According to Rakesh Krishnan, a senior threat analyst at Netenrich, TZW is delivered via phishing campaigns but only targets individuals and small-sized companies. While this may prevent it from making big news on media channels, it doesn’t mean that Adhubllka won’t grow bigger in the future, as the group has already made infrastructure updates.
Researchers anticipate that the ransomware may eventually be rebranded and used by other groups to launch their own campaigns. However, as long as the threat actor’s mode of communication remains the same, researchers will be able to trace such cases back to the Adhubllka family.

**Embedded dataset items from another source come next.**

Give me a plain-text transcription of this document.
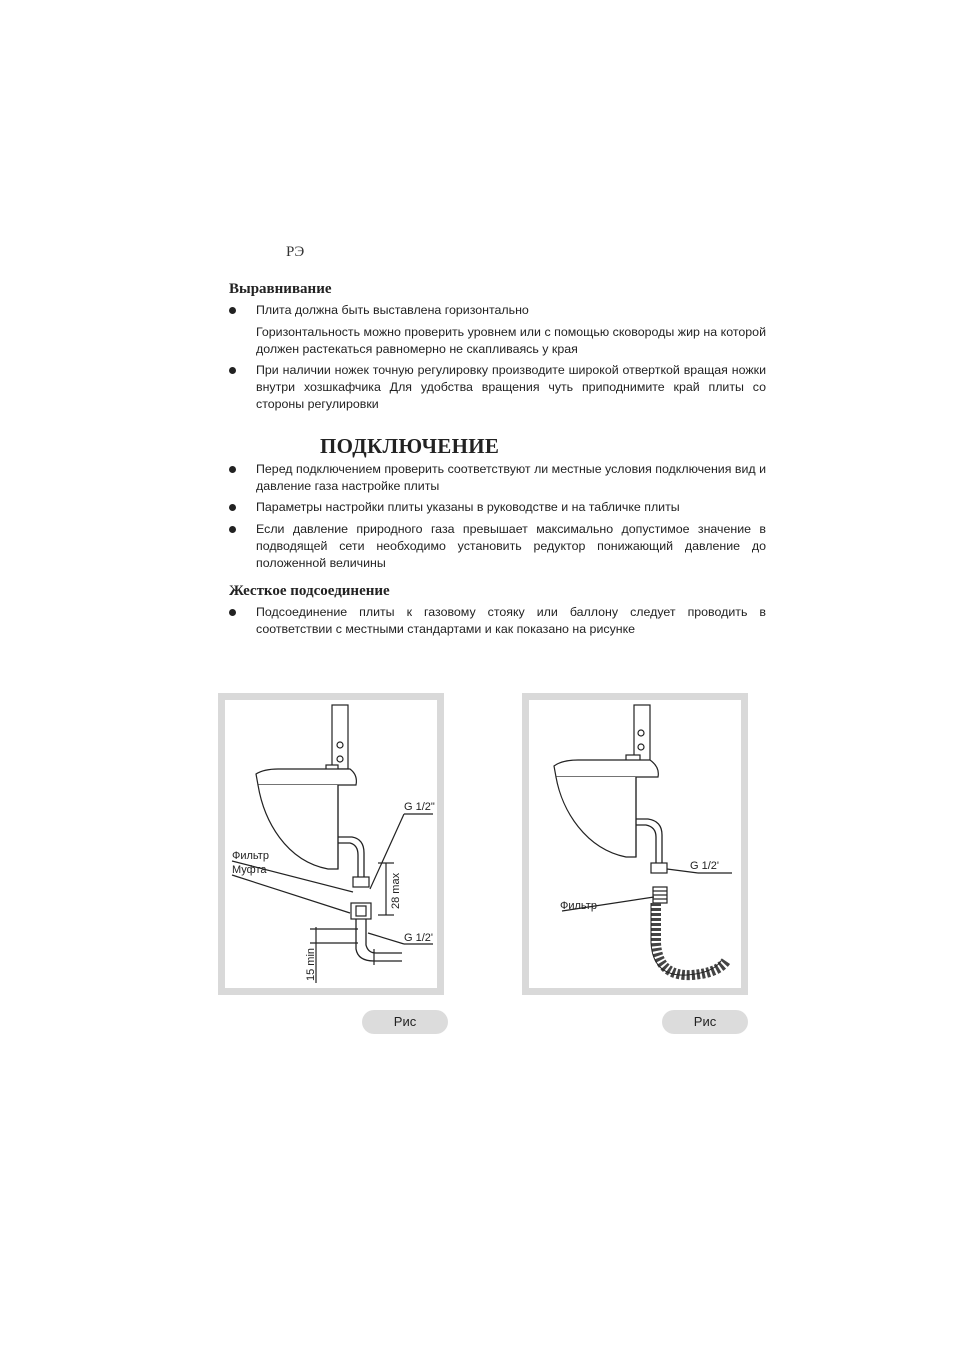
РЭ
Выравнивание
Плита должна быть выставлена горизонтально
Горизонтальность можно проверить уровнем или с помощью сковороды жир на которой должен растекаться равномерно не скапливаясь у края
При наличии ножек точную регулировку производите широкой отверткой вращая ножки внутри хозшкафчика Для удобства вращения чуть приподнимите край плиты со стороны регулировки
ПОДКЛЮЧЕНИЕ
Перед подключением проверить соответствуют ли местные условия подключения вид и давление газа настройке плиты
Параметры настройки плиты указаны в руководстве и на табличке плиты
Если давление природного газа превышает максимально допустимое значение в подводящей сети необходимо установить редуктор понижающий давление до положенной величины
Жесткое подсоединение
Подсоединение плиты к газовому стояку или баллону следует проводить в соответствии с местными стандартами и как показано на рисунке
G 1/2"
Фильтр
Муфта
28 max
G 1/2'
15 min
Рис
G 1/2'
Фильтр
Рис
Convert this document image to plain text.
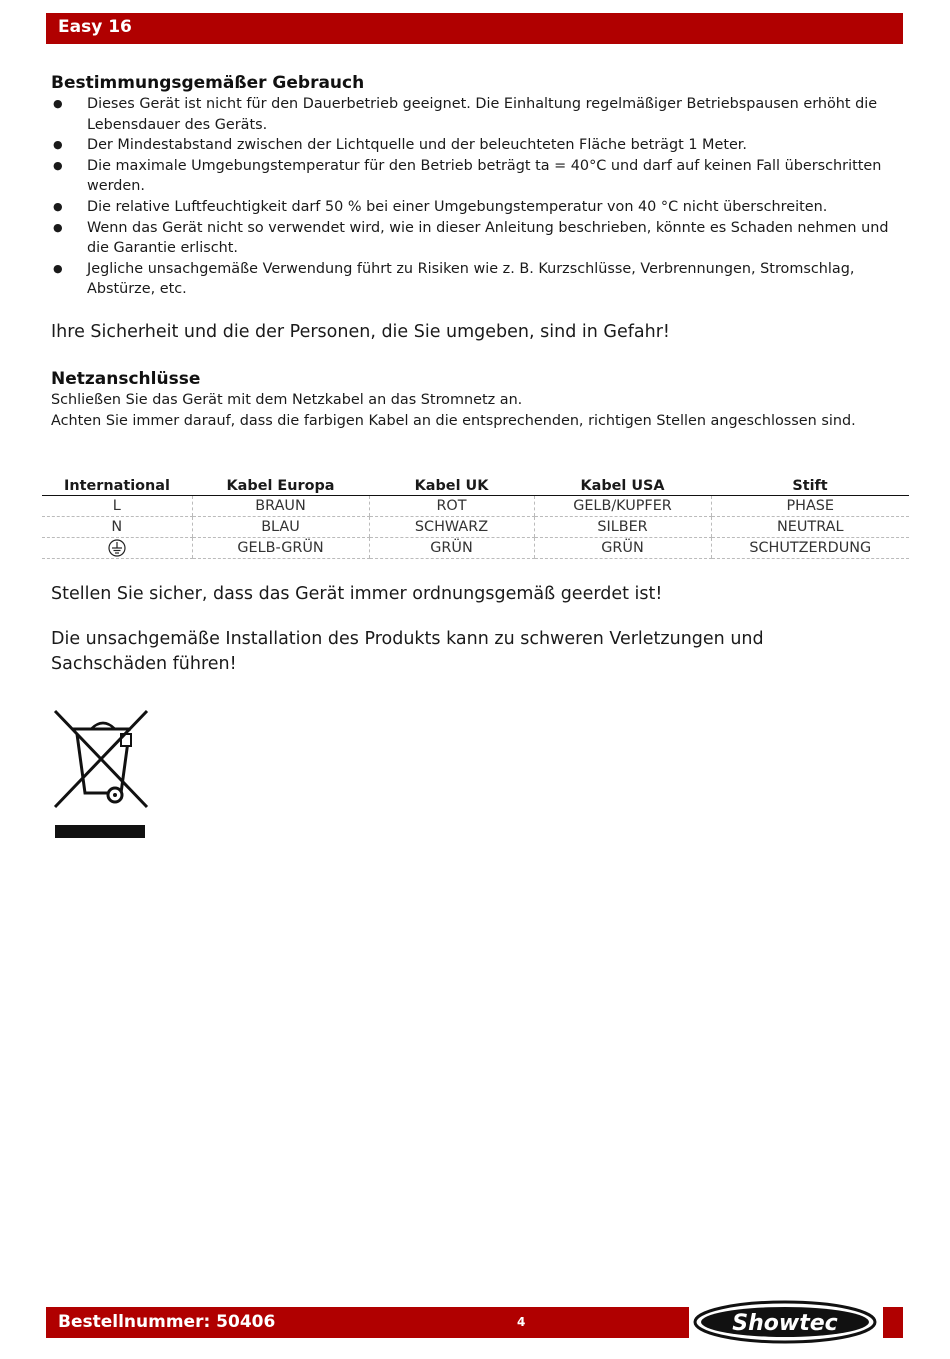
Easy 16
Bestimmungsgemäßer Gebrauch
● Dieses Gerät ist nicht für den Dauerbetrieb geeignet. Die Einhaltung regelmäßiger Betriebspausen erhöht die Lebensdauer des Geräts.
● Der Mindestabstand zwischen der Lichtquelle und der beleuchteten Fläche beträgt 1 Meter.
● Die maximale Umgebungstemperatur für den Betrieb beträgt ta = 40°C und darf auf keinen Fall überschritten werden.
● Die relative Luftfeuchtigkeit darf 50 % bei einer Umgebungstemperatur von 40 °C nicht überschreiten.
● Wenn das Gerät nicht so verwendet wird, wie in dieser Anleitung beschrieben, könnte es Schaden nehmen und die Garantie erlischt.
● Jegliche unsachgemäße Verwendung führt zu Risiken wie z. B. Kurzschlüsse, Verbrennungen, Stromschlag, Abstürze, etc.

Ihre Sicherheit und die der Personen, die Sie umgeben, sind in Gefahr!

Netzanschlüsse

Schließen Sie das Gerät mit dem Netzkabel an das Stromnetz an.

Achten Sie immer darauf, dass die farbigen Kabel an die entsprechenden, richtigen Stellen angeschlossen sind.

International	Kabel Europa	Kabel UK	Kabel USA	Stift
L	BRAUN	ROT	GELB/KUPFER	PHASE
N	BLAU	SCHWARZ	SILBER	NEUTRAL
	GELB-GRÜN	GRÜN	GRÜN	SCHUTZERDUNG

Stellen Sie sicher, dass das Gerät immer ordnungsgemäß geerdet ist!

Die unsachgemäße Installation des Produkts kann zu schweren Verletzungen und Sachschäden führen!

Bestellnummer: 50406	4	Showtec
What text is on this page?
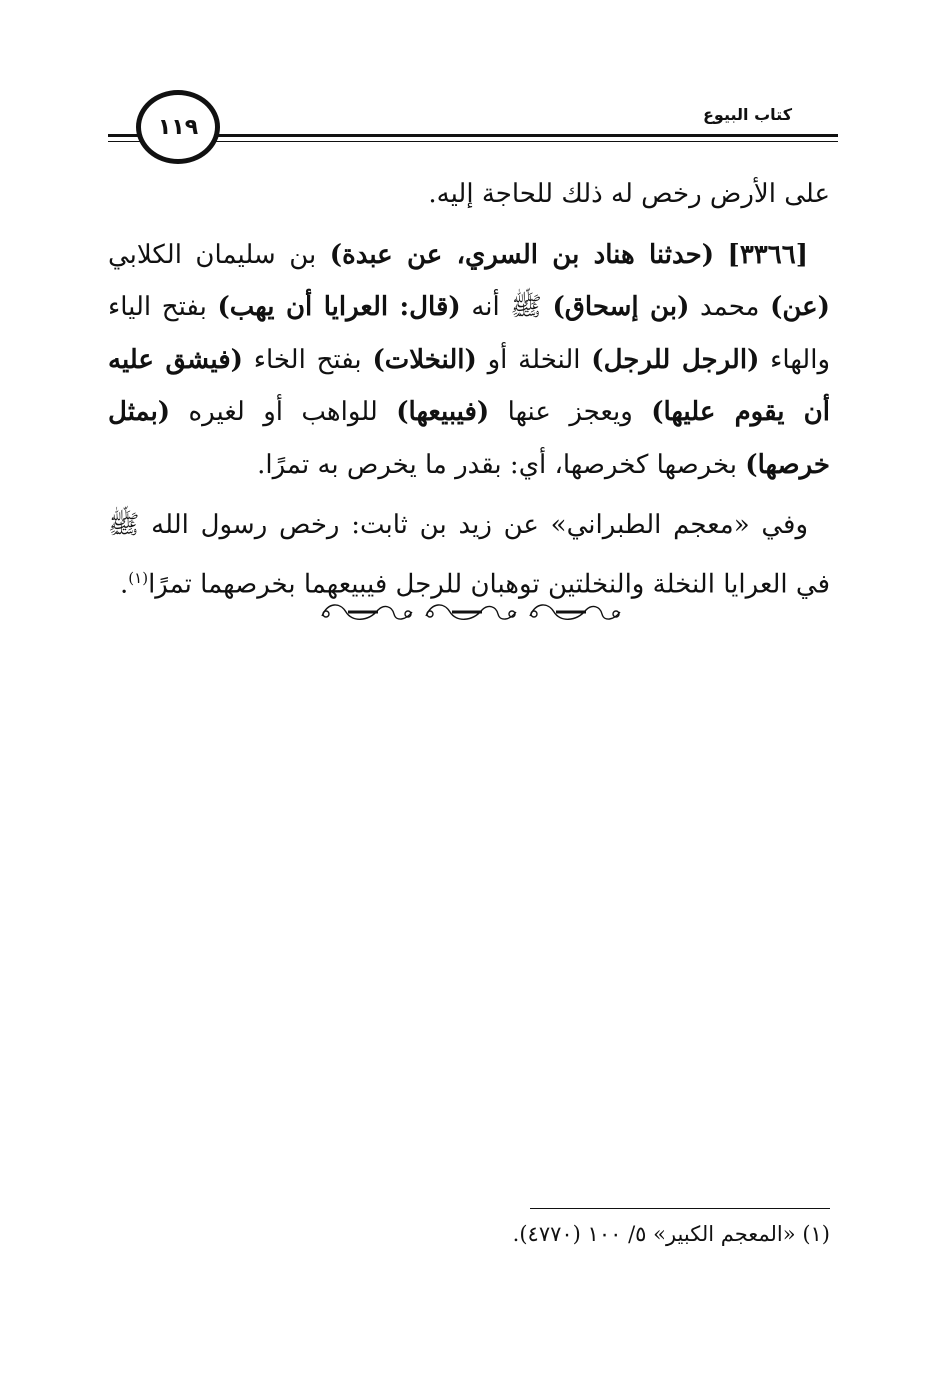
١١٩	كتاب البيوع

على الأرض رخص له ذلك للحاجة إليه.

[٣٣٦٦] (حدثنا هناد بن السري، عن عبدة) بن سليمان الكلابي (عن) محمد (بن إسحاق) ﷺ أنه (قال: العرايا أن يهب) بفتح الياء والهاء (الرجل للرجل) النخلة أو (النخلات) بفتح الخاء (فيشق عليه أن يقوم عليها) ويعجز عنها (فيبيعها) للواهب أو لغيره (بمثل خرصها) بخرصها كخرصها، أي: بقدر ما يخرص به تمرًا.

وفي «معجم الطبراني» عن زيد بن ثابت: رخص رسول الله ﷺ في العرايا النخلة والنخلتين توهبان للرجل فيبيعهما بخرصهما تمرًا$^{(١)}$.

(١) «المعجم الكبير» ٥/ ١٠٠ (٤٧٧٠).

The key that investigators used to connect the latest campaign to Adhubllka was tracking previously used Tor domains through the ransom note dropped to victims. The note stated that victims should communicate via a Tor-based victim portal to obtain decryption keys following ransom payment. The shift from v2 to v3 Tor Onion URLs, along with a specific sentence included only in the TZW and U2K variants of Adhubllka, further narrowed down attribution.
Other indicators that pointed to the latest variant of Adhubllka were the use of a specific email address associated with the ransomware group and the link to the MD5 variant sample of Adhubllka discovered in 2019.
This research highlights the meticulous nature of ransomware attacks and the efforts made by cybercriminals to evade detection. It reinforces the importance of implementing strong endpoint security solutions and educating users about the risks of clicking on malicious links delivered via email. Additionally, organizations should focus on preventing ransomware from entering their environment by looking for behavior anomalies, privilege escalation, and the introduction of suspicious removable media.
As ransomware attacks continue to evolve and become more sophisticated, it is crucial for security professionals and individuals alike to stay vigilant and adopt proactive measures to protect against these threats.